隐式图推断(LGI)通过动态学习来放松对给定图拓扑的依赖。然而,大多数LGI方法都假设有一个(嘈杂、不完整、可改进的、 ...)的输入图来重构,并且只能学习 regular graph 拓扑。在图拓扑深度学习(TDL)取得成功之后,我们研究了隐式拓扑推断(LTI),以学习高阶细胞群(稀疏且不是规则拓扑),描述数据点之间的多方交互。为了实现这一目标,我们引入了可变形细胞群模块(DCM),这是一种新的可学习函数,计算细胞群概率在群中改善后续任务。我们展示了如何整合DCM与细胞群传递网络层,并以端到端的方式训练它,得益于两个推断步骤,避免了在输入图中搜索所有可能细胞的方法,从而保持了扩展性。我们的模型对多个同向性和异向性图数据集进行了测试,并表明它优于其他最先进的技术,特别是在输入图未被提供的情况下提供了显著的改进。
https://arxiv.org/abs/2305.16174
Multimodal relation extraction (MRE) is the task of identifying the semantic relationships between two entities based on the context of the sentence image pair. Existing retrieval-augmented approaches mainly focused on modeling the retrieved textual knowledge, but this may not be able to accurately identify complex relations. To improve the prediction, this research proposes to retrieve textual and visual evidence based on the object, sentence, and whole image. We further develop a novel approach to synthesize the object-level, image-level, and sentence-level information for better reasoning between the same and different modalities. Extensive experiments and analyses show that the proposed method is able to effectively select and compare evidence across modalities and significantly outperforms state-of-the-art models.

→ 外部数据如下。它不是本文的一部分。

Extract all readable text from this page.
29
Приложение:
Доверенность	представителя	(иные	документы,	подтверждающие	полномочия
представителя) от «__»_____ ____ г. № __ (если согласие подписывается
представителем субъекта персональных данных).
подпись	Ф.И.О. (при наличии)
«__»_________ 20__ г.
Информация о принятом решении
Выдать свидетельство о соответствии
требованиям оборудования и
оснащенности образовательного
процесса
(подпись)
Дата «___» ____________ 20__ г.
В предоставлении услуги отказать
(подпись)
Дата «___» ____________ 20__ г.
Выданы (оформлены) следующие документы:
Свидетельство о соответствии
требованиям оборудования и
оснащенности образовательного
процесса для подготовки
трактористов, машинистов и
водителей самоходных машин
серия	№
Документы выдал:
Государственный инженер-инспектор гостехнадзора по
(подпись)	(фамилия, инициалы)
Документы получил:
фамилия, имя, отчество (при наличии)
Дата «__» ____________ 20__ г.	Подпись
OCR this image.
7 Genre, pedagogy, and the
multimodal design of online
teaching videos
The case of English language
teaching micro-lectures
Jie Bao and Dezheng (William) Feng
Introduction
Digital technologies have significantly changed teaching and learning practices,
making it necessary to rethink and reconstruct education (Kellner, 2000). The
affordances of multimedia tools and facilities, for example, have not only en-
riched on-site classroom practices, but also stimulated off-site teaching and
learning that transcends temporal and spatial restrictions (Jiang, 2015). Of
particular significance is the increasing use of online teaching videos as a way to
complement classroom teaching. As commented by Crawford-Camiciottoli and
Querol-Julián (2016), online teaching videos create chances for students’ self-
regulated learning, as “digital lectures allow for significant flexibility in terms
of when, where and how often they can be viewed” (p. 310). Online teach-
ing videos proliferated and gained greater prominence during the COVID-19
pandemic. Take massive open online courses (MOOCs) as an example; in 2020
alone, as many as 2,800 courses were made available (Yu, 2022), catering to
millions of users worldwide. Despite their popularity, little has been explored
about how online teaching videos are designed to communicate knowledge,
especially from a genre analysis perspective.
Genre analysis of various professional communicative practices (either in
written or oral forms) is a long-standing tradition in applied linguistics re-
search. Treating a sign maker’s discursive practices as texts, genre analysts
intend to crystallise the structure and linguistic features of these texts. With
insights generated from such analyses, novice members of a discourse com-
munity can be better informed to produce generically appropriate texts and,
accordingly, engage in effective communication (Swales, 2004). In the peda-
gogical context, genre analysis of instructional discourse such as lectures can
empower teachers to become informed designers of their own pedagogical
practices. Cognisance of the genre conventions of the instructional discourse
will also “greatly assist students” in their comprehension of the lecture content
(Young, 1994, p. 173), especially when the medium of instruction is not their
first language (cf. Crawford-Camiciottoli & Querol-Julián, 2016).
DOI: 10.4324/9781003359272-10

多模态关系提取(MRE)的任务是根据句子图像 pair 上下文确定两个实体之间的语义关系。现有的检索增强方法主要关注 Modeling 检索到的文字知识,但这可能无法准确识别复杂的关系。为了改善预测,本研究提议基于对象、句子和整个图像检索文字和视觉证据。我们进一步开发了一种新的方法来合成对象级、图像级和句子级信息,以更好地在不同模态之间进行推理。广泛的实验和分析表明, proposed 方法能够有效地选择和比较不同模态的证据,并显著优于最先进的模型。
https://arxiv.org/abs/2305.16166
As the deployment of pre-trained language models (PLMs) expands, pressing security concerns have arisen regarding the potential for malicious extraction of training data, posing a threat to data privacy. This study is the first to provide a comprehensive survey of training data extraction from PLMs. Our review covers more than 100 key papers in fields such as natural language processing and security. First, preliminary knowledge is recapped and a taxonomy of various definitions of memorization is presented. The approaches for attack and defense are then systemized. Furthermore, the empirical findings of several quantitative studies are highlighted. Finally, future research directions based on this review are suggested.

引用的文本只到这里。